Delta also noted it’s changed how it greets passengers, from “ladies and gentlemen” to “gender neutral” language such as “everyone.”
“I am committed to fixing this, not just for my child, but for everyone who holds legal ID with an X gender marker,” Henry told the Daily Beast, and revealed that at this point, given the rapid spread of the Omicron variant, she’s postponed buying that ticket for her child.
But she remains unsatisfied with Delta’s response. “I am glad they are finally promising to follow through on a commitment they made four years ago, but a promise is not enough,” Henry added, noting that Delta still has not responded to her directly. “I will not stop pursuing this until every U.S. Airline with a discriminatory reservation system has made the long-overdue changes.”
The Daily Beast reached out to more than a dozen airlines around the world, and found only three that accommodate passengers who use legal identification showing their gender to be something other than “male” or “female,” and one budget airline that doesn’t even bother with such requirements.
Fortunately for Henry and her 21-year-old child, she does have two other options. United Airlines became the first airline to accommodate nonbinary customers in March 2019, followed by American Airlines, at least one of which flies the route she’s been trying to book.
The same cannot be said for seven other domestic airlines, and nine international airlines. None of these offers an option for nonbinary customers to book a flight: JetBlue, Alaska Airlines, Southwest, Hawaiian, Frontier, Spirit, Breeze, British Airways, Aer Lingus, Lufthansa, Virgin Atlantic, Qantas, Aeroflot, Singapore Airlines, Qatar Airways, and Japan Airlines.
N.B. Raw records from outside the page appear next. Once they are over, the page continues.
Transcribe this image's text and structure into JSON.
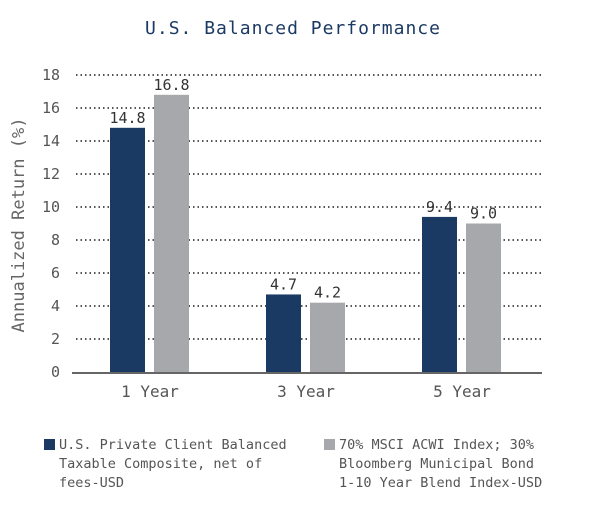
{
  "chart_data": {
    "type": "bar",
    "title": "U.S. Balanced Performance",
    "xlabel": "",
    "ylabel": "Annualized Return (%)",
    "ylim": [
      0,
      18
    ],
    "yticks": [
      0,
      2,
      4,
      6,
      8,
      10,
      12,
      14,
      16,
      18
    ],
    "grid": "horizontal dotted",
    "categories": [
      "1 Year",
      "3 Year",
      "5 Year"
    ],
    "series": [
      {
        "name": "U.S. Private Client Balanced Taxable Composite, net of fees-USD",
        "color": "#1b3a63",
        "values": [
          14.8,
          4.7,
          9.4
        ],
        "labels": [
          "14.8",
          "4.7",
          "9.4"
        ]
      },
      {
        "name": "70% MSCI ACWI Index; 30% Bloomberg Municipal Bond 1-10 Year Blend Index-USD",
        "color": "#a7a8ab",
        "values": [
          16.8,
          4.2,
          9.0
        ],
        "labels": [
          "16.8",
          "4.2",
          "9.0"
        ]
      }
    ],
    "legend_position": "bottom"
  }
}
Some airlines provided The Daily Beast with statements of explanation and promises that they are working to offer customers more gender options; others ignored our requests as of press time.
Emirates, the Dubai-based airline that is a subsidiary of The Emirates Group, which is in turn owned by the government of Dubai's Investment Corporation of Dubai, is the lone international airline offering an “undisclosed” booking option for nonbinary passengers.
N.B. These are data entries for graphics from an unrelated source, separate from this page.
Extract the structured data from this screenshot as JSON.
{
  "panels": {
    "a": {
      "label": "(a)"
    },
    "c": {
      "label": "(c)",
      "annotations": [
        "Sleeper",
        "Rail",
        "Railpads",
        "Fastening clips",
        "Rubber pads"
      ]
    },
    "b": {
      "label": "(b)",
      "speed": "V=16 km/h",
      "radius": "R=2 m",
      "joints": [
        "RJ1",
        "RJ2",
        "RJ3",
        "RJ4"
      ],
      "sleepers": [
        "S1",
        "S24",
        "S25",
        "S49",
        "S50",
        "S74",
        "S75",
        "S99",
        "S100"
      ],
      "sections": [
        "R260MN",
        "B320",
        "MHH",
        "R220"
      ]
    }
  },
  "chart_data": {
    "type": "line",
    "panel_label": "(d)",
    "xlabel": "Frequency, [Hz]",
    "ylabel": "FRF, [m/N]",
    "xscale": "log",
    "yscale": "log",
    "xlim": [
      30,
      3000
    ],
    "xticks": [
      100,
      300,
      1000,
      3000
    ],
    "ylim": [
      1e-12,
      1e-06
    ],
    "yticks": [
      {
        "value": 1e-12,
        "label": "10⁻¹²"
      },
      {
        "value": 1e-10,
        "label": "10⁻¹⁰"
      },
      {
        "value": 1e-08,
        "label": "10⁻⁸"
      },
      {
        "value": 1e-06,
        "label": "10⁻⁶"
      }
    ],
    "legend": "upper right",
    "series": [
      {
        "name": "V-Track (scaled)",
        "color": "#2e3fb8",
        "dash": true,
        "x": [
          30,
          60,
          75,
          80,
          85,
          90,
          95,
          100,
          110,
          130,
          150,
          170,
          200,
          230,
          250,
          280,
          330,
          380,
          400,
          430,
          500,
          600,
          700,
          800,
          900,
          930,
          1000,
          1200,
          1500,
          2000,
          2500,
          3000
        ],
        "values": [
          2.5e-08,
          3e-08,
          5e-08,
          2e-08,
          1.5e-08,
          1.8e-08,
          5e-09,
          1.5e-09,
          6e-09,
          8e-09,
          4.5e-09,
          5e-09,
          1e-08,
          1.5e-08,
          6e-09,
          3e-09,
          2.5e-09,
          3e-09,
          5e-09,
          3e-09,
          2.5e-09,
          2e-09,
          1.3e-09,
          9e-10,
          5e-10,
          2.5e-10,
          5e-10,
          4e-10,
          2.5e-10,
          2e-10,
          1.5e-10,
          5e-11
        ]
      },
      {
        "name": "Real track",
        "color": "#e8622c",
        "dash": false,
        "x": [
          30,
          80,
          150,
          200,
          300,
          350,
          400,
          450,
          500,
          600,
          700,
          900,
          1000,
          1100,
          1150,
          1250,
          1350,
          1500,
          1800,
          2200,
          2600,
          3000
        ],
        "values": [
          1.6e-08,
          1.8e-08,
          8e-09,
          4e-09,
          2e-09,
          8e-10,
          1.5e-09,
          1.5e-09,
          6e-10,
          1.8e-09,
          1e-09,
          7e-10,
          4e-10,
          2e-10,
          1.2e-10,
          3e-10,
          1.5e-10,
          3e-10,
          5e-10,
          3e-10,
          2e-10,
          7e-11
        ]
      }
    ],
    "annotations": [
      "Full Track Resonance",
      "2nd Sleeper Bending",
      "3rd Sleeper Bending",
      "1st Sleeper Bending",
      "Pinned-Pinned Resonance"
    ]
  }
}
Ryanair, one of Europe’s budget airlines, requires a valid passport but doesn’t require passengers declare their gender to book a ticket, at all.
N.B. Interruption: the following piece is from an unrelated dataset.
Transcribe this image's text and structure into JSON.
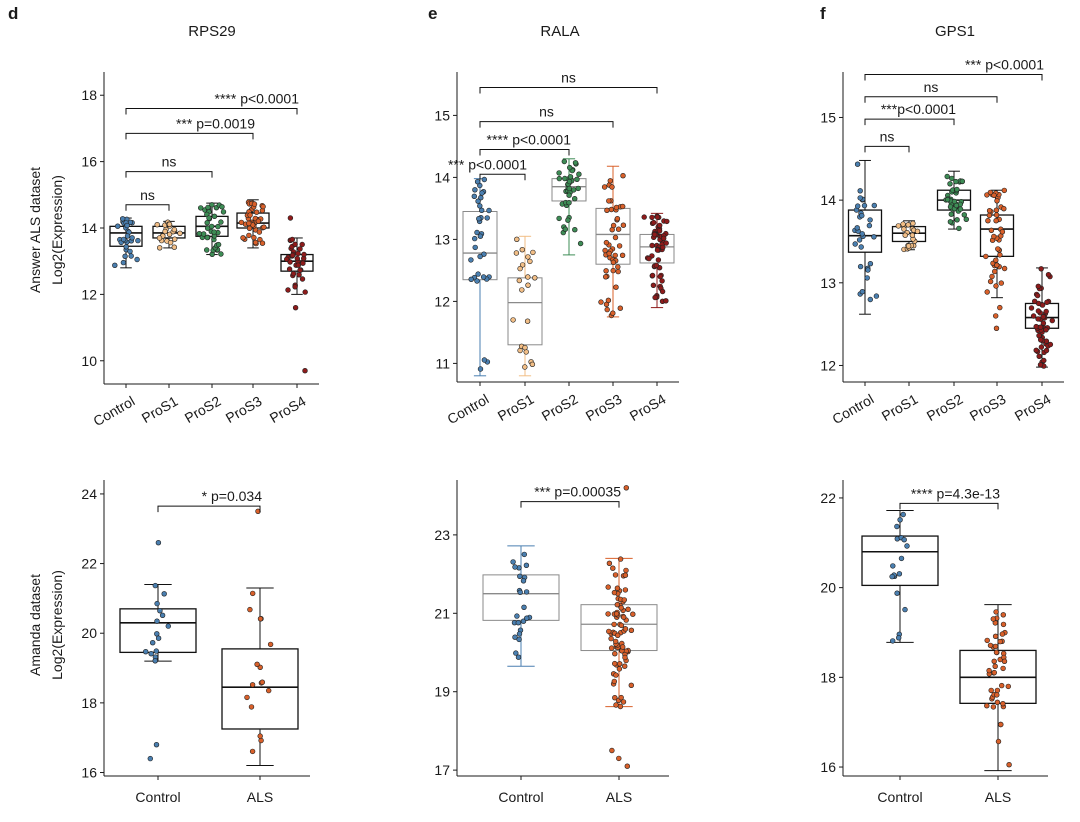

It is discriminatory for the airlines to not offer an option to nonbinary customers, the ACLU’s Josh Block told NBCNews.com: “There’s a major problem with Delta and possibly some other airlines not adapting their computer system to correspond to the reality that people have official government documents that recognize their nonbinary gender identity,” Block said. “If an airline is having a policy that prevents people who are nonbinary from flying, that would pretty clearly violate that sex prohibition.”